Weak in the heart over!
But Rafaello di Viscenti was as remote from her as if he were a portrait by Titian hanging on a palazzo wall.
Her lips pressed together and she stared out, eyes wide and painful, into the Tuscan night, where the wind winnowed softly in the cypress trees and the scent of flowers exhaled like the sweet breath of the sleeping earth.
Slowly, she got to her feet and went to bed.
CHAPTER FOUR
RAFAELLO gunned his sports car and overtook a hopelessly slow tourist hire-car travelling along the Pisa-Firenze autostrada well below the maximum speed limit. He should be in a good mood. Viscenti AG was his completely, all confining paternal strings cut. But he was not. He did not want another encounter with his father—still less with the girl he had made his bride.
She made him feel uncomfortable.
There was no reason for it, he told himself impatiently, gunning the engine again. He was setting her up financially for life. She had nothing to complain of.
Except being dumped in a strange place with not a word of the language and having everyone yelling their heads off all around her…
His mouth tightened, and he changed gears more roughly than the superb engine warranted.
And you walking out on her and leaving her to it.
He overtook another car and cruised back into his lane. Well, of course he’d not hung around pointlessly at the villa! How could he have? The whole purpose of this total farce was to call his father’s bluff so he could get Lucia off his case and not lose his life’s work at Viscenti AG. He wasn’t there to nursemaid one of life’s waifs and strays just because he’d happened to marry her the day before. She knew what she was doing when she signed the papers.
No, she didn’t…
The irritating voice in his head nagged at him again, making him blast his horn at a car hogging the outside lane.
Just like she told you—she didn’t know she was going to detonate an explosion of family fury. She walked into it and hadn’t a clue.
Yes, well, he thought grimly, there was still no reason for him to feel bad about it. She was just some not-too-bright London girl who’d probably got pregnant on purpose to live on social security—she couldn’t have understood a word of what was being yelled about yesterday. And today she’d had the run of a millionaire’s villa—a free holiday in the sun. His father wouldn’t go near her, he knew—he would simply lock himself in the library and fume—Lucia had been sent off-pitch, and he’d made sure that Giuseppe and Maria would keep an eye on the girl and her kid.

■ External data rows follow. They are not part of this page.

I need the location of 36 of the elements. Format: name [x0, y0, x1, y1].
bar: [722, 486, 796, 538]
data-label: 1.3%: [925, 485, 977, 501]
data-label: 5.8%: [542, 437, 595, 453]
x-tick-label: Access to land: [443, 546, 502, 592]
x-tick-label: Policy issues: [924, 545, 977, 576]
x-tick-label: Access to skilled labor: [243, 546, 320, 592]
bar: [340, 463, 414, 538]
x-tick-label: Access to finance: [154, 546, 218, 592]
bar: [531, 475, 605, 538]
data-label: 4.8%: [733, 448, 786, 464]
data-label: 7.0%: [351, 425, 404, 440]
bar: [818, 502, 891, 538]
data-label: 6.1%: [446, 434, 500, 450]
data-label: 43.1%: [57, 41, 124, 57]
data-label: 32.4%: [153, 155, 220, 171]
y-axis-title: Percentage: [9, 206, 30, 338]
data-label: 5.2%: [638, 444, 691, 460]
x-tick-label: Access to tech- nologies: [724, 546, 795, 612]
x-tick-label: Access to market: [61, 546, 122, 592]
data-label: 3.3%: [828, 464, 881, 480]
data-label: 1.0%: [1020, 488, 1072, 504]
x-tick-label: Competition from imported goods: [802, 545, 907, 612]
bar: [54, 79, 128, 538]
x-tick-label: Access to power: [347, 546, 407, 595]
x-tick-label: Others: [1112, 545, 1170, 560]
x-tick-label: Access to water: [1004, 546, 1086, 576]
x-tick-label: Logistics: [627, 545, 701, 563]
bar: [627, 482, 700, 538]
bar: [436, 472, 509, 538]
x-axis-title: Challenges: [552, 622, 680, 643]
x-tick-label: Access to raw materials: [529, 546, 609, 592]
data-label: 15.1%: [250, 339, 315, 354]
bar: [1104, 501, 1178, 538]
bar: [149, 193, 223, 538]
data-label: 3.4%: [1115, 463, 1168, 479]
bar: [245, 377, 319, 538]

Ruthlessly he quashed any riposte to this final analysis of the situation and put his foot down hard on the accelerator. The powerful car shot forward and Rafaello felt a rush of familiar exhilaration.
Speed always put his troubles far behind him.
They caught up with him again, though, when he drew to a halt in front of the garage at the rear of the villa some half an hour later. A familiar car met his eyes. Wonderful, he thought grimly. Reinforcements had been summoned.
He should not have been surprised. His father always turned to his sister when he wanted to complain about his son. Well, Tia Elizavetta could say what she liked on this one—and she would too; she had a sharp tongue in her head—but it was too late for recriminations. He had outmanoeuvred his father and that was that.
Giuseppe intercepted him the moment he stepped inside the hallway. He was looking poker-faced and Rafaello knew he was not pleased—the moment the man opened his mouth he knew who he wasn’t pleased with.
It was ‘Signor’ this and ‘Signor’ that, uttered in such stiff accents that Rafaello got the message loud and clear. He was in the doghouse with both Giuseppe and the formidable Maria.
‘My aunt and uncle are here, I see,’ he said, doing his best to ignore the glacial attitude of this man who knew him better than his own father.
‘Si, signor. They arrived an hour ago. They are with your father.’
There was a wealth of meaning in his words. Rafaello nodded. ‘Well, I might as well get it over and done with,’ he remarked. ‘Are they in the library?’
Giuseppe indicated that they were.
‘Right,’ said Rafaello, and started to head towards the double doors leading through to the library.
A reproving cough came from behind him. He halted, and turned his head questioningly.
‘Signora di Viscenti is in the gardens with her little boy,’ Giuseppe informed him, his face studiedly expressionless. ‘Perhaps you would like to greet her before seeing your aunt and uncle?’
Rafaello stilled. ‘Later,’ was all he said, and headed into the library. Behind him, Giuseppe’s disapproval was tangible.